If your dataset does not provide enough off-resonance points with off_res_cap=True, then a warning will be issued as the estimate may be inaccurate. In that case, consider manually providing the float value.

least_squares_fit()

Uses scipy.optimize.least_squares with nonnegative parameter bounds and optional weighting near resonance.

result = imp.least_squares_fit(
    resonance_weight=5.0,
    resonance_width=None,
    frequency_weights=None,
    off_res_cap=None,
)

Key options:

• resonance_weight: increases the importance of points near fR
• resonance_width: width of the resonance weighting window in rad/s
• frequency_weights: custom weight array matching the frequency array shape
• off_res_cap: same constrained-fit options as curve_fit()

This method is the better starting point when:

• the resonance region matters more than off-resonance behavior
• you want direct control over weighting

Plotting

plot_real()

Plots:

• real admittance vs frequency
• real impedance vs frequency
• markers for fR and fA

fig, ax_admittance, ax_impedance = imp.plot_real()

plot_impedance()

Plots:

• measured impedance magnitude
• measured phase
• BVD equivalent circuit magnitude overlay

fig, ax_mag, ax_phase = imp.plot_impedance()

plot_impedance() overlays the model response generated from the current fitted or estimated parameters, so it is most useful after curve_fit() or least_squares_fit().

Summary Output

summarize() prints the extracted BVD model parameters and an ASCII representation of the equivalent circuit:

imp.summarize()

The documented circuit is:

            |------|| C0 ------|
            |                  |
---o--------|                  |--------o---
            |                  |
            |---R1---L1---C1---|

Equivalent Circuit Evaluation

If you need the modeled impedance directly, use:

z_model = imp.equivalent_impedance(1j*imp.angular_frequency)

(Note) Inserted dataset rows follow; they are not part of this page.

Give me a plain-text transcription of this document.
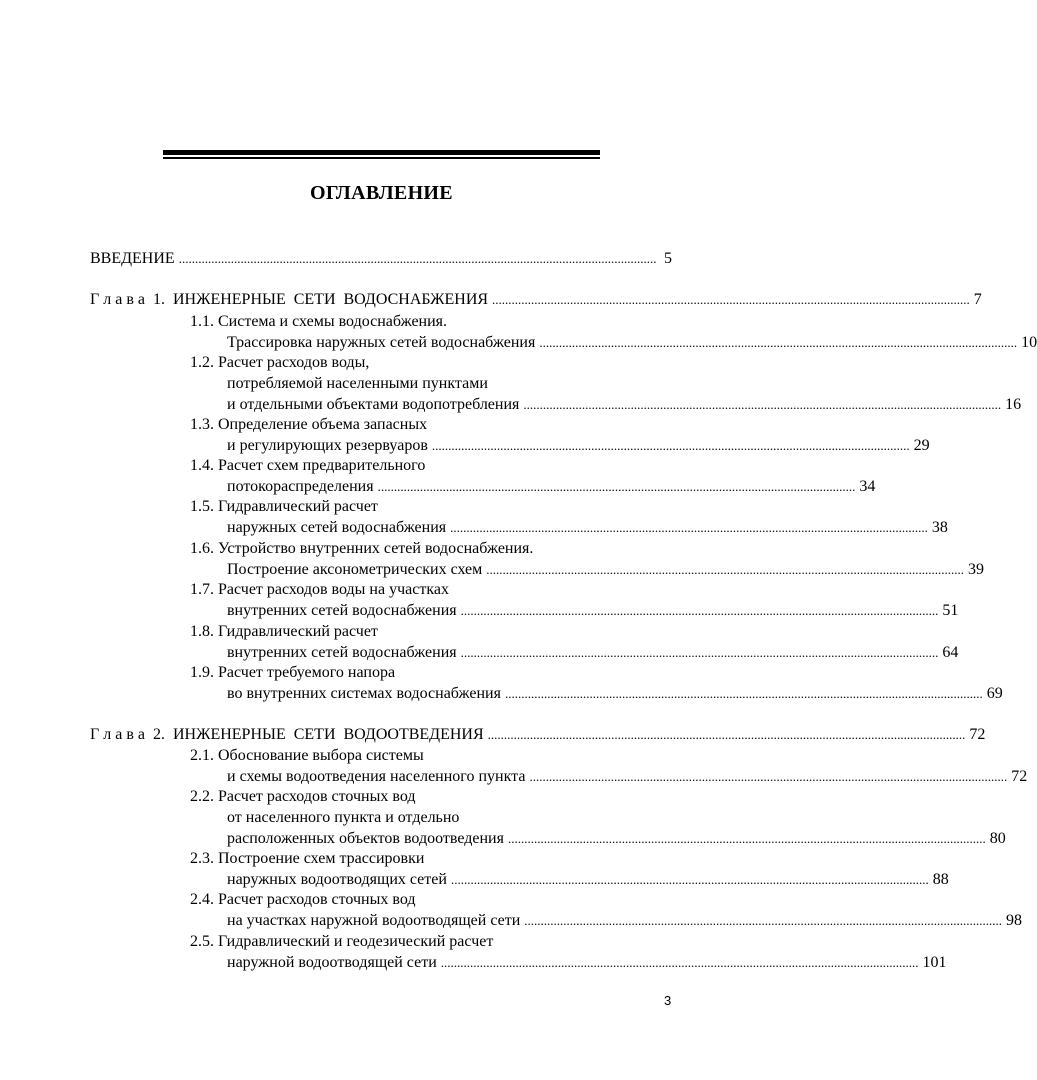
ОГЛАВЛЕНИЕ
ВВЕДЕНИЕ ................................................................................................................................................... 5
Г л а в а  1.  ИНЖЕНЕРНЫЕ  СЕТИ  ВОДОСНАБЖЕНИЯ ................................................................................................................................................... 7
1.1. Система и схемы водоснабжения.
Трассировка наружных сетей водоснабжения ................................................................................................................................................... 10
1.2. Расчет расходов воды,
потребляемой населенными пунктами
и отдельными объектами водопотребления ................................................................................................................................................... 16
1.3. Определение объема запасных
и регулирующих резервуаров ................................................................................................................................................... 29
1.4. Расчет схем предварительного
потокораспределения ................................................................................................................................................... 34
1.5. Гидравлический расчет
наружных сетей водоснабжения ................................................................................................................................................... 38
1.6. Устройство внутренних сетей водоснабжения.
Построение аксонометрических схем ................................................................................................................................................... 39
1.7. Расчет расходов воды на участках
внутренних сетей водоснабжения ................................................................................................................................................... 51
1.8. Гидравлический расчет
внутренних сетей водоснабжения ................................................................................................................................................... 64
1.9. Расчет требуемого напора
во внутренних системах водоснабжения ................................................................................................................................................... 69
Г л а в а  2.  ИНЖЕНЕРНЫЕ  СЕТИ  ВОДООТВЕДЕНИЯ ................................................................................................................................................... 72
2.1. Обоснование выбора системы
и схемы водоотведения населенного пункта ................................................................................................................................................... 72
2.2. Расчет расходов сточных вод
от населенного пункта и отдельно
расположенных объектов водоотведения ................................................................................................................................................... 80
2.3. Построение схем трассировки
наружных водоотводящих сетей ................................................................................................................................................... 88
2.4. Расчет расходов сточных вод
на участках наружной водоотводящей сети ................................................................................................................................................... 98
2.5. Гидравлический и геодезический расчет
наружной водоотводящей сети ................................................................................................................................................... 101
3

The argument is the complex frequency s, typically jω.

Bundled Sample Data

The package includes four sample datasets accessible through get_data():

• clean_resonant_data
• clean_sweep_data
• messy_sweep_data
• messy_resonant_data

Example:

from piezolab import get_data

frequency, magnitude, phase_deg = get_data("messy_sweep_data")

get_data() returns:

• frequency array
• impedance magnitude array
• impedance phase array in degrees

Example Scripts

The examples/ folder shows a few typical workflows:

• examples/clean_data.py: clean resonant data with weighted least-squares fitting
• examples/messy_data.py: messy sweep data with automatically estimated off-resonance capacitance
• examples/messy_resonant_data.py: messy resonant data with manually constrained off-resonance capacitance

Notes and Assumptions

• Input data should represent a single dominant resonance suitable for a BVD approximation.
• The automatic off-resonance capacitance estimate assumes the first low-frequency points are sufficiently far from resonance.
• If your low-frequency region is not truly off resonance, pass off_res_cap manually instead of relying on automatic estimation.
• least_squares_fit() validates custom frequency_weights shape and rejects invalid resonance weighting parameters.
• Resonance detection is based on maxima in real admittance (fR) and real impedance (fA).

Minimal Workflow

from piezolab import Impedance

imp = Impedance(frequency, magnitude, phase_deg)
imp.resolve_resonance()
imp.curve_fit()
imp.summarize()

Dependencies

PiezoLab depends on:

• numpy
• matplotlib
• scipy

License

PiezoLab is licensed under the MIT License. See the LICENSE file for the full text.